Peter Parker is the typical high school nerd; in love with the girl next door, the one who doesn’t know he’s alive, he’s just trying to keep his head down and his underpants on. When a spider bites him on a class trip to the labs of Oscorp, he thinks it’s the very least of his problems. The next morning he wakes up in sweats, shaking, terrified he is gonna die, instead he web slings his lunch tray across the cafeteria.

As his powers develop – super sight, super strength and super ego – Peter is no longer typical, no longer a nerd and no longer keeping his head downWorried, his uncle decides its time for a father-son chat, but heady with power, Peter callously reminds him he’s not his father and walks awayThen a shot rings out.

Determined to avenge his uncle’s death Peter becomes Spiderman. The world has finally woken up and noticed him including the girl next door, but when a deranged killer discovers who he is, it puts her in deadly peril. Spiderman saves the day and the girl, but Peter knows now that she can never be his.  

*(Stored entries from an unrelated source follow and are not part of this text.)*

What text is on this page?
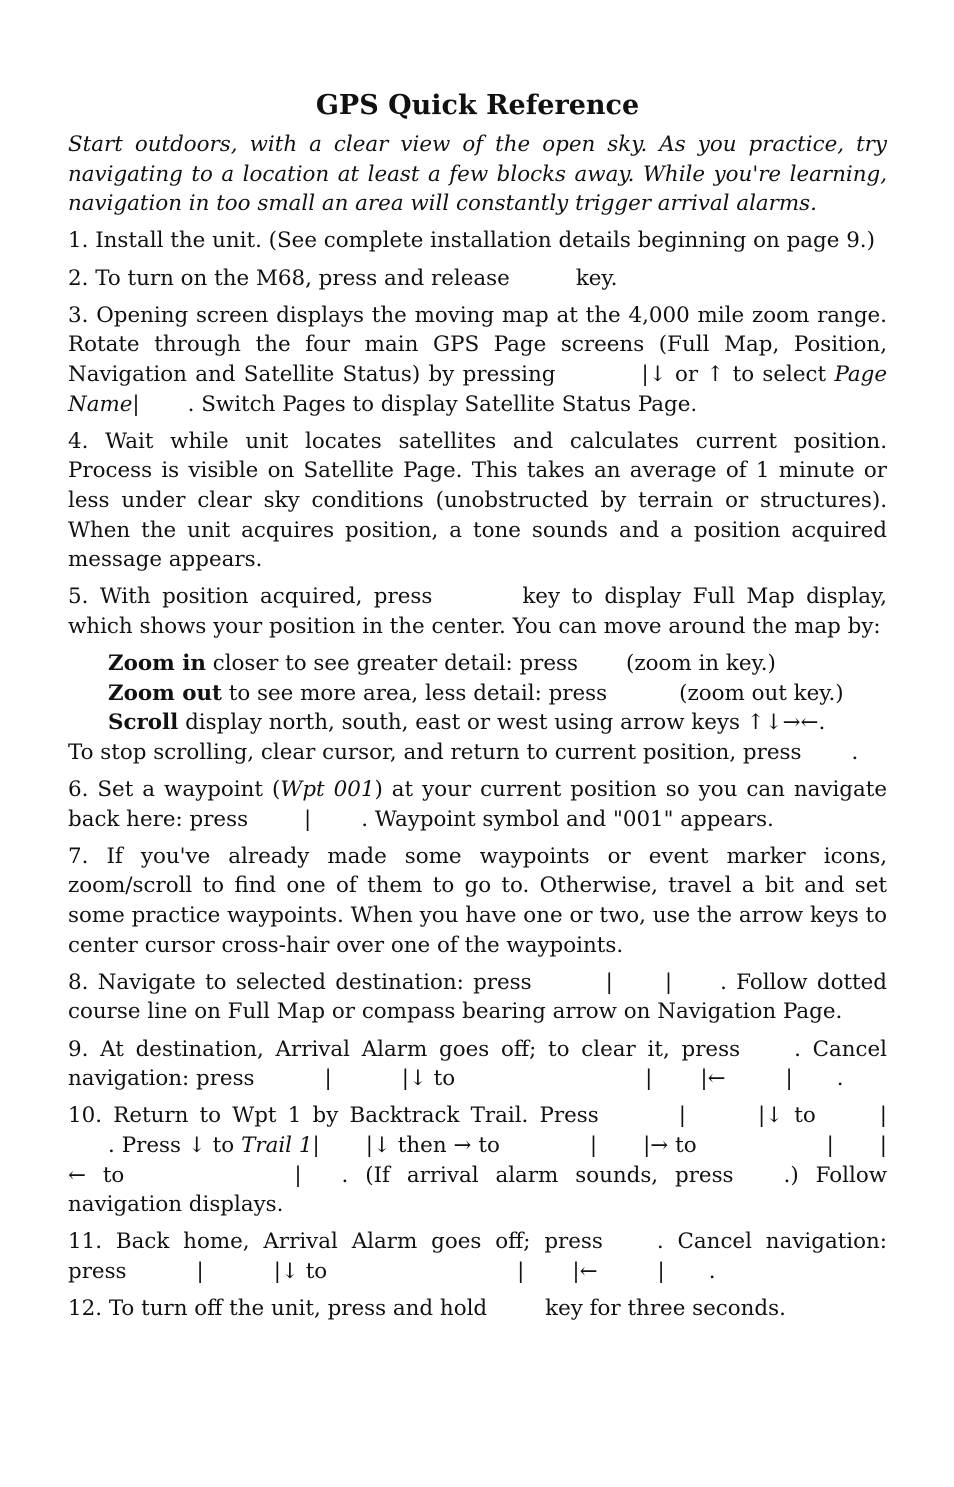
GPS Quick Reference

Start outdoors, with a clear view of the open sky. As you practice, try navigating to a location at least a few blocks away. While you're learning, navigation in too small an area will constantly trigger arrival alarms.

1. Install the unit. (See complete installation details beginning on page 9.)

2. To turn on the M68, press and release	key.

3. Opening screen displays the moving map at the 4,000 mile zoom range. Rotate through the four main GPS Page screens (Full Map, Position, Navigation and Satellite Status) by pressing	|↓ or ↑ to select Page Name| . Switch Pages to display Satellite Status Page.

4. Wait while unit locates satellites and calculates current position. Process is visible on Satellite Page. This takes an average of 1 minute or less under clear sky conditions (unobstructed by terrain or structures). When the unit acquires position, a tone sounds and a position acquired message appears.

5. With position acquired, press	key to display Full Map display, which shows your position in the center. You can move around the map by:

Zoom in closer to see greater detail: press (zoom in key.)
Zoom out to see more area, less detail: press	(zoom out key.)
Scroll display north, south, east or west using arrow keys ↑↓→←.

To stop scrolling, clear cursor, and return to current position, press .

6. Set a waypoint (Wpt 001) at your current position so you can navigate back here: press	| . Waypoint symbol and "001" appears.

7. If you've already made some waypoints or event marker icons, zoom/scroll to find one of them to go to. Otherwise, travel a bit and set some practice waypoints. When you have one or two, use the arrow keys to center cursor cross-hair over one of the waypoints.

8. Navigate to selected destination: press	| | . Follow dotted course line on Full Map or compass bearing arrow on Navigation Page.

9. At destination, Arrival Alarm goes off; to clear it, press	. Cancel navigation: press	|	|↓ to	| |←	| .

10. Return to Wpt 1 by Backtrack Trail. Press	|	|↓ to	|. Press ↓ to Trail 1| |↓ then → to	| |→ to	| |← to	| . (If arrival alarm sounds, press .) Follow navigation displays.

11. Back home, Arrival Alarm goes off; press	. Cancel navigation: press	|	|↓ to	| |←	| .

12. To turn off the unit, press and hold	key for three seconds.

And that’s it. As you can see its pretty basic. There are some agents who really do want it as tight as this but most will be happy to accept up to a page. This gives you lots of room to do what you do best – add, embellish, waffle. The key here is to remember that this is your frame. Don’t deviate from it. Don’t start adding subplots, extra characters, try to  shoehorn in more themes. Work on adding to what you have. Put in some detail about how Mary Jane is put in peril,  his attempt to profit from his new powers in the wrestling ring.

So the formula

3 x 3 = Hot dang I finally got it!!!!!